Folha de S. Paulo


Em crise, Ribeirão Preto prevê epidemia histórica de dengue

Sem dinheiro para contratar agentes de controle de endemias nem para limpar o lixo das praças e terrenos, o que facilita a reprodução do mosquito Aedes aegypti, Ribeirão Preto (a 313 km de São Paulo) está prestes a enfrentar sua pior epidemia de dengue.

Projeção da própria prefeitura aponta que o município deve ter 60 mil casos da doença até junho –ou 1 infectado em cada 11 moradores. Até hoje, o recorde era 2010, com 29.637 registros. Ao longo de todo o 2015, quando o Brasil registrou recorde de casos de dengue (1,6 milhão), houve 5.012 notificações na cidade do interior paulista.

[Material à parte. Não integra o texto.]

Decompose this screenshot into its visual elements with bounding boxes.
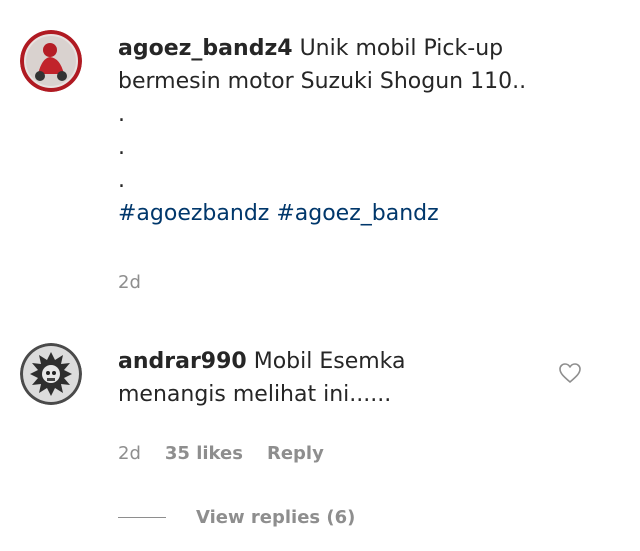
reply-button[interactable]: Reply: [267, 443, 324, 464]
avatar-image: [20, 30, 82, 92]
caption-meta: 2d: [118, 272, 141, 293]
view-replies-button[interactable]: View replies (6): [118, 507, 355, 528]
caption-time[interactable]: 2d: [118, 272, 141, 293]
comment-username[interactable]: andrar990: [118, 349, 247, 374]
comment-text-1: Mobil Esemka: [253, 349, 406, 374]
like-button[interactable]: [558, 362, 582, 384]
caption-dot-3: .: [118, 168, 125, 193]
view-replies-label[interactable]: View replies (6): [196, 507, 355, 528]
comment-likes[interactable]: 35 likes: [165, 443, 243, 464]
comment-body: andrar990 Mobil Esemka menangis melihat …: [118, 345, 588, 411]
caption-text-2: bermesin motor Suzuki Shogun 110..: [118, 69, 527, 94]
caption-dot-1: .: [118, 102, 125, 127]
heart-outline-icon: [559, 363, 581, 383]
view-replies-line: [118, 517, 166, 518]
comment-text-2: menangis melihat ini......: [118, 382, 392, 407]
caption-username[interactable]: agoez_bandz4: [118, 36, 293, 61]
comment-time[interactable]: 2d: [118, 443, 141, 464]
avatar-andrar990[interactable]: [20, 343, 82, 405]
caption-dot-2: .: [118, 135, 125, 160]
avatar-image: [20, 343, 82, 405]
avatar-agoez[interactable]: [20, 30, 82, 92]
caption-text-1: Unik mobil Pick-up: [299, 36, 504, 61]
caption-body: agoez_bandz4 Unik mobil Pick-up bermesin…: [118, 32, 588, 230]
caption-hashtags[interactable]: #agoezbandz #agoez_bandz: [118, 201, 439, 226]
comment-meta: 2d 35 likes Reply: [118, 443, 324, 464]
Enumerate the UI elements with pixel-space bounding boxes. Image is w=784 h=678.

Os números de janeiro reforçam a tendência de piora. Com 4.287 casos de dengue notificados no mês passado, Ribeirão desponta como líder no Estado, que registrou, no mesmo período, 35.194 ocorrências do vírus.

A zona oeste concentra o maior número de casos, mas a doença atinge todas as áreas –da rica zona sul, onde criadouros são achados em piscinas, à carente zona norte, onde se acumulam muitas vezes em lixo reciclável guardado para venda.

Pierre Duarte/Folhapress
Pacientes com suspeita de dengue esperam atendimento em posto de saúde de Ribeirão
Pacientes com suspeita de dengue esperam atendimento em posto de saúde de Ribeirão

Só em dezembro, após o início da epidemia, o governo iniciou a contratação de 140 agentes. Desde então, duas mortes pela doença foram confirmadas, e há quatro em investigação. Até 2015, Ribeirão tinha apenas cem agentes nas ruas, um para cada 2.500 imóveis –abaixo do preconizado pelo Ministério da Saúde, de um para cada mil. Nem com as novas contratações o número ficará dentro do ideal.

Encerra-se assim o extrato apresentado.